Moreover, if the arrangement does not fall within such exceptions, then the concerned parties can apply beforehand for an exemption through the Ministry, which may be granted provided it is established that such, otherwise, prohibited practices would result in the enhancement of economic development, improvement in the performance of the parties to the arrangements and their competitive ability, development of production or distribution systems or the realisation of certain benefits to consumers.
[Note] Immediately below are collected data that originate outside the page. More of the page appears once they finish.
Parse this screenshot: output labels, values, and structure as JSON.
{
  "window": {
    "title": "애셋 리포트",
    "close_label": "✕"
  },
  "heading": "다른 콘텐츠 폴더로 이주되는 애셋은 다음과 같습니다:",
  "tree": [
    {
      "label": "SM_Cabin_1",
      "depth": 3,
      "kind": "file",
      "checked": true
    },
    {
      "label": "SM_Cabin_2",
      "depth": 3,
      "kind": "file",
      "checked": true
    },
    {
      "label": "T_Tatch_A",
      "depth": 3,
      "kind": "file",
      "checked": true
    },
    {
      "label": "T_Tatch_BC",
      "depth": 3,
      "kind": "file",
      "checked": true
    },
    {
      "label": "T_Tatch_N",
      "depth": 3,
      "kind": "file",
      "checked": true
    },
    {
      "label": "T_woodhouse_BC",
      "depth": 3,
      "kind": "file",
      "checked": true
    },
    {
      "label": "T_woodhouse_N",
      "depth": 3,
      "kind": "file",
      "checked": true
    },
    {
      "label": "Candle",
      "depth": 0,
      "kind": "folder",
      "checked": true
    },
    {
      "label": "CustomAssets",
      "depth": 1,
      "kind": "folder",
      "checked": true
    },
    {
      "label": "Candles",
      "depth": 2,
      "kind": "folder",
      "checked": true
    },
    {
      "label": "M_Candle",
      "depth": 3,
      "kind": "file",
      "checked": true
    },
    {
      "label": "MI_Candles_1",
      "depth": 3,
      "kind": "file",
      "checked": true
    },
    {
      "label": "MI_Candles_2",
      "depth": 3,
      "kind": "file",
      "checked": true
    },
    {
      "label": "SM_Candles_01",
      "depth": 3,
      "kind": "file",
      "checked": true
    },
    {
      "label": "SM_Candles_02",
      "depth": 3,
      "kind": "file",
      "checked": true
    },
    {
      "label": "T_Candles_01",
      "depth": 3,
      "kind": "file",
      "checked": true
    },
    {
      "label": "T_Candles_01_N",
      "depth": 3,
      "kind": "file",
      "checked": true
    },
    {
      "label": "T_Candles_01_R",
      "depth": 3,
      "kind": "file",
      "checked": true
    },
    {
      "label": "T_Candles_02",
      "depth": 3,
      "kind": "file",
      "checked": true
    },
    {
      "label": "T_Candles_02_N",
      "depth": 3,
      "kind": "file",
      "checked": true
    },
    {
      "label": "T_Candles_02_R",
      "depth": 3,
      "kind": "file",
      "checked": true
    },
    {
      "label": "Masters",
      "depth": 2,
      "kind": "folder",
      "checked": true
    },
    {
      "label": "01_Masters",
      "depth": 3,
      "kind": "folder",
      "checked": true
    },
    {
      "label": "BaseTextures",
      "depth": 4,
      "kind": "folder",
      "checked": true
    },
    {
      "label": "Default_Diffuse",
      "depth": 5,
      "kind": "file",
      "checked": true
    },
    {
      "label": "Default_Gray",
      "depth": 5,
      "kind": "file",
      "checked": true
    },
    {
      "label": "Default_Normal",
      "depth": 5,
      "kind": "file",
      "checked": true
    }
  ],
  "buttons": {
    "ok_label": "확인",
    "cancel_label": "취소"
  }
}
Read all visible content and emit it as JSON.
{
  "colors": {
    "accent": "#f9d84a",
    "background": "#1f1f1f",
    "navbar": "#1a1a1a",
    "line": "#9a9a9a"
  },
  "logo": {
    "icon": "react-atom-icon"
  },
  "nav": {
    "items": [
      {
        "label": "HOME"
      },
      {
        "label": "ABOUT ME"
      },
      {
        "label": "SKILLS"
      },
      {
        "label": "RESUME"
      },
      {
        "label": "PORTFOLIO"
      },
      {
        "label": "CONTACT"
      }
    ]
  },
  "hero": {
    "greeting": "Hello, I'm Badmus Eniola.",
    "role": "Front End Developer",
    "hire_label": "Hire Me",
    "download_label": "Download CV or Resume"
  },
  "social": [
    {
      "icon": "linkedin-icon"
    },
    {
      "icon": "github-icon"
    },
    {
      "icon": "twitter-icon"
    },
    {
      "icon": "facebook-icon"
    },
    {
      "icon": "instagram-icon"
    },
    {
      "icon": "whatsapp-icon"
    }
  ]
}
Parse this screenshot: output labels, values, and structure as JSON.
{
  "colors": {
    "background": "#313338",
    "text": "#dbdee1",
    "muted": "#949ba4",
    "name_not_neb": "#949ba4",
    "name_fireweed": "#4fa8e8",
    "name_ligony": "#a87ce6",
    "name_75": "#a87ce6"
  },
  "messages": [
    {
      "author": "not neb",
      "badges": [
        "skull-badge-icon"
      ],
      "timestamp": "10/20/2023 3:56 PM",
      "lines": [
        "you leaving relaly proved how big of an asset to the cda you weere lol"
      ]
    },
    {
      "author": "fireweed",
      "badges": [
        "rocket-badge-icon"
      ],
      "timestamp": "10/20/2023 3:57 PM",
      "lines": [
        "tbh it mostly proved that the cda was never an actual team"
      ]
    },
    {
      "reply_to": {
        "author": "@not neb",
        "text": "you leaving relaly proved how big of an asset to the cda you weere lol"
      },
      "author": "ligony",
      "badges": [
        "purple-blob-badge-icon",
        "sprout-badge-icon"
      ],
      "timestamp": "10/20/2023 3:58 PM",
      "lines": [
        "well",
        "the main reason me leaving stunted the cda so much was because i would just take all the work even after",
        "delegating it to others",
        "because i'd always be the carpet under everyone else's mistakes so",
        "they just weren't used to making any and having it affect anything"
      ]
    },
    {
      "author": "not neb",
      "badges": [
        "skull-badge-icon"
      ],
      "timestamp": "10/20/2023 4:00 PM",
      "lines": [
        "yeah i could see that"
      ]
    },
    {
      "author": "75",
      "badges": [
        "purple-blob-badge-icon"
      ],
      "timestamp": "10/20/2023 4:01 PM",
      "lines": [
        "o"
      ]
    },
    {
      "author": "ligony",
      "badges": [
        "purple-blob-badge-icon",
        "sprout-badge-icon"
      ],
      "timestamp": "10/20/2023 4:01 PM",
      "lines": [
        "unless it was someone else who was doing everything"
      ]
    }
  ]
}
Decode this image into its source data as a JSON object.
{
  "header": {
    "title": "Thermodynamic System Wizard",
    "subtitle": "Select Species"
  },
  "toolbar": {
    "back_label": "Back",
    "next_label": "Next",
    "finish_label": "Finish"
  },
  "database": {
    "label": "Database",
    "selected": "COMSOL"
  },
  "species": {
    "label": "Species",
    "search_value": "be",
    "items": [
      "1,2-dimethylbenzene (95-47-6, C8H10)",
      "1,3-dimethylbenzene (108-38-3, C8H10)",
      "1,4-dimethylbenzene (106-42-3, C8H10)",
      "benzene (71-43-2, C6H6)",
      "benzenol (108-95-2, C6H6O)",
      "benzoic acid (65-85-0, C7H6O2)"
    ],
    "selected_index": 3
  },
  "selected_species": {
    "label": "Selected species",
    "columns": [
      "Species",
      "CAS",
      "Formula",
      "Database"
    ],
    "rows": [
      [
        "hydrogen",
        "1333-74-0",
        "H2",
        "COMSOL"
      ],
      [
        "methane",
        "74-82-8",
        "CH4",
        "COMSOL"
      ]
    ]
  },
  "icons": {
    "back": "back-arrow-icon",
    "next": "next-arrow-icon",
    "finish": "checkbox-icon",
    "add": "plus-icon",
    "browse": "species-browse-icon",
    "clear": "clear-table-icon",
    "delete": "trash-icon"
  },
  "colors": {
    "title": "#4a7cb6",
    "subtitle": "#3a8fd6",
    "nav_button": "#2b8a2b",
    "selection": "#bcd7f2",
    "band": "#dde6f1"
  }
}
The right to limit or exclude others from using or largely reproducing intellectual property assets is central to applicable intellectual property laws alike in the UAE. However, this right is conditional and not absolute. Despite having a shared goal, with the Competition Law, of advancing innovation, dynamic competition and consumer welfare, unbounded intellectual property rights could result in anti-competitive conduct and thereby serve to undermine those very aims they set out to further. As such, trademark licence agreements, and intellectual property licensing arrangements in general, should be scrutinised having regard to the Competition Law, by licensor and licensee alike. In essence, trademark or intellectual property licensing arrangements, should not, in actuality, have the effect of hindering competition in the market in question. Otherwise, the shared common goals emanating from both areas of law would be undermined and such intellectual property licensing arrangements would violate the Competition Law and be exposed to the array of sanctions therein; including, substantial fines of up to AED5 million (approximately US$1,361,470) and closure of business premises for a period of between three to six months.